The Doomsday AI Article That Sparked a Panic | Last Call

| Stock Investing | February 28, 2026 | 3.8 Thousand views | 1:09:45

TL;DR

Hosts Matt and Jack, along with options strategist Brent Kachuba, analyze the market panic sparked by a viral AI doomsday article (the 'Catrini piece'), explaining why this 'manufactured story from the future' served as a contrarian sentiment indicator for software stocks while emphasizing the need for probabilistic scenario planning over binary AI predictions.

📉 The Viral AI Doomsday Narrative 3 insights

Fiction treated as forecast

The 'Catrini' article explicitly labeled itself as a 'manufactured story from the future' and science fiction bear case exercise, yet triggered formal responses from Fed Governor Waller, Citadel, and Jeremy Seagull.

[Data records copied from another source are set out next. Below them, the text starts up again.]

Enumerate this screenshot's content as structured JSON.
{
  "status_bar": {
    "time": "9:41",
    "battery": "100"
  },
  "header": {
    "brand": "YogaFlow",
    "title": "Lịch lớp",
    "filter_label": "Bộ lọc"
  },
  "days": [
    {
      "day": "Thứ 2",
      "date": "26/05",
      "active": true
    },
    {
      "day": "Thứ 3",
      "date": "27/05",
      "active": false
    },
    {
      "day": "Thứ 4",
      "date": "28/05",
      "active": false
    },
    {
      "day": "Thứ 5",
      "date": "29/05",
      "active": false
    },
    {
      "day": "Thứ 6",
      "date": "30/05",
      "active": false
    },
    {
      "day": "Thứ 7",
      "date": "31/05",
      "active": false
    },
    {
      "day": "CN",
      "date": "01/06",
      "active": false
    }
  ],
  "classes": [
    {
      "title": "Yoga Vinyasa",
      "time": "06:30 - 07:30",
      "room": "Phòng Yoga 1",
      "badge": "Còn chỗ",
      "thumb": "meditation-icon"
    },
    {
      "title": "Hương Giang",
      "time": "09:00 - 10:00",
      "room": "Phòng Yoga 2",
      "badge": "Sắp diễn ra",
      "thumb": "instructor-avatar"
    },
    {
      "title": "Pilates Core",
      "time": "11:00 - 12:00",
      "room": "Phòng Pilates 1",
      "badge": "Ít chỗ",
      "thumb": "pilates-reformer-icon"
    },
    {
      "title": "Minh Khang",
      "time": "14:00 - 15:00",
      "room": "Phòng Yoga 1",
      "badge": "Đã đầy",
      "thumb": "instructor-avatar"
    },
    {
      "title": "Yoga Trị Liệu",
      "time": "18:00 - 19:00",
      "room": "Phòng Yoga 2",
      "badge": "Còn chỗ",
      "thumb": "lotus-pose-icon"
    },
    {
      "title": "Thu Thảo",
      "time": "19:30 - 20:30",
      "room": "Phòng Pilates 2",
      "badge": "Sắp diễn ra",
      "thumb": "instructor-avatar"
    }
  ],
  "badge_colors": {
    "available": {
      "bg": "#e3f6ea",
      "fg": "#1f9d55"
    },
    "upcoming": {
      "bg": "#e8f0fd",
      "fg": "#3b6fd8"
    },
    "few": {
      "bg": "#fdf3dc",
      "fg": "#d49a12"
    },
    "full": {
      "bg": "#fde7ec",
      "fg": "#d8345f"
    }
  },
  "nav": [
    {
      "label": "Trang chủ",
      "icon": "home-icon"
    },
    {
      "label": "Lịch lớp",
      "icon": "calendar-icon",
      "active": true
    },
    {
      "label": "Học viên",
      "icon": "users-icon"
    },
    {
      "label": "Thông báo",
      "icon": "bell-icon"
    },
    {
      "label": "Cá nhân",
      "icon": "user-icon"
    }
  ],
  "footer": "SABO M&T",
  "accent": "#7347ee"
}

Article marked a potential bottom

The piece published precisely as software stocks (IGV) hit key technical support levels, suggesting the narrative panic may have marked a local sentiment extreme rather than the start of a crash.

Range-bound market reality

Despite the doomsday narrative, the S&P 500 has traded sideways between 6,800-7,000 for months with no actual fear-driven put buying detected in options data.

📊 Options Market Insights 3 insights

Put/call ratio contrarian signal

Viral charts highlighting extreme put/call ratios in software stocks actually coincided with historical market bottoms, not tops, indicating capitulation rather than impending doom.

Differentiation within software

Options pricing reveals a bifurcated market where names like Adobe and Autodesk show varying volatility profiles, contradicting the idea of blanket AI-driven software destruction.

Corporate buybacks contradict doom

Salesforce announced a $50 billion buyback program, suggesting major software companies do not view AI as an immediate existential threat requiring defensive cash hoarding.

🎯 Framework for AI Uncertainty 3 insights

Probabilistic scenario planning

Investors must map multiple base, bull, and bear cases rather than betting on single outcomes, as AI represents unprecedented uncertainty regarding labor replacement versus enhancement.

Inflationary buildout, disinflationary outcome

Current AI infrastructure spending creates near-term inflationary pressure, but successful deployment could trigger long-term 'Ghost GDP' deflation as productivity potentially soars.

Risk means more things can happen

Extreme bear cases serve as valuable stress tests for portfolio construction but should not drive tactical positioning given the wide distribution of potential AI outcomes.

Bottom Line

Use extreme AI doomsday scenarios as risk management tools to stress-test portfolio resilience, but maintain exposure across a range of probabilistic outcomes rather than positioning for binary predictions.